1993 saw the retun of the Worlds to Gothenberg in Sweden. Australia continued with its policy of blooding new men's team members, this time bringing in Brett Clarke, Paul Langley, and Kent Jamieson to combine with Dennis Makaling and Jamie Perry. This didn't help Australia keep up with the world though, and the men's team fell to a low of 39. The women's team, without Kerri Tepper for the first time since 1985, but bringing in Shirley Zhou as a replacement, managed a creditable 24th.
China hosted the 1995 Worlds for the first time in many years, in the city of Tianjin. Australia's women's team once again outshone our men, finishing 23rd in the world thanks to the efforts of Shirley Zhou, Catherine Ying Kwok and the returning Kerri Tepper. Our men's team dropped further to 49th, as Russell Lavale made his world championship debut, and Dennis Makaling played his fourth and final Worlds.
1997 found the Worlds in Manchester, England, as the Australians returned to the mother country. In the women's ranks, Australia brought in three new talents, these being Yvonne Li, Miao Miao, and Tammy Gough. Along with Shirley Zhou the women fought their way into 25th place. The men's team also continued with it's policy of youth, adding Mark Smythe, Trevor Brown and Simon Gerada to the existing team members of Russell Lavale and Paul Langley. This relatively young squad managed to lift Australia's ranking to 39 in the world.
Eindhoven in the Netherlands hosted the 1999 World Championships for individual events only. The Australian team managed some creditable efforts, with Brett Clarke reaching the round of 128 in the men's singles, while Miao Miao managed to do the same in the women's singles and Shirley Zhou went one round better to get to the last 64 in the women's singles.

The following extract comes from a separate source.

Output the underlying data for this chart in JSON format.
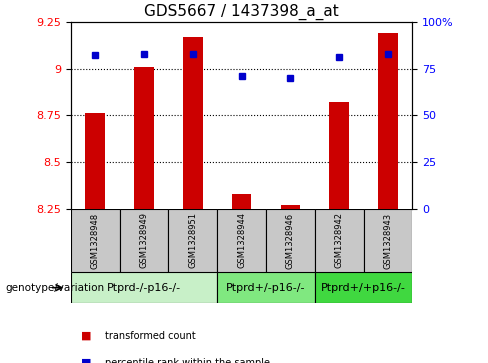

Kuala Lumpur in Malaysia was the location for the 2000 World Teams Championships, and this time around found our women's team of Shirley and Stella Zhou, as well as Miao Miao and Jian Fang Lay-Hong, come in at position 21-24 according to the ITTF website. Our men's team of Trevor Brown, Brett Clarke and Simon Gerada slipped a bit further down to 45 in the world.
Back to the individual events in Osaka, Japan for 2001. The women's team, absent a Zhou for the first time since 1991, brought in a few new faces as well as bringing back some other ones, as May Cho and Peri Campbell-Innes had their first taste of the World Championships, and Tammy Gough made her return along with Miao Miao, who made it to the last 64 in the women's singles. The men's team also included some fresh players, with William Henzell, John Tawadrous and Alexander Swanson making their debuts.
The 2002 World Teams was cancelled due to the troubles in Bosnia, and the inability to get a suitable last minute replacement host, so there was no action in 2002.
2003 saw the individual events take place in Paris, France. Australia's best results came from Tammy Gough, who managed to make the last 128 in the women's singles, and with her partner, May Cho, the last 64 in the women's doubles. Other Australians making the trip to France included William Henzell, Trevor Brown, John Tawadrous, and David Zalcberg in the men's, while Peri Campbell-Innes rounded out the women.
After skipping 2002, 2004 saw Qatar hold the World Teams in Doha. Australia fielded a variety of old and new members, with the women's team seeing the return of Jian Fang Lay and the introduction of Mimi Lee to complement May Cho and Peri Campbell-Innes. Together the women managed a very creditable 22nd in the world. The men's team also saw the return of Russell Lavale for the first time since 1997, and along with William Henzell, Trevor Brown and David Zalcberg the men's team moved up to 37th place.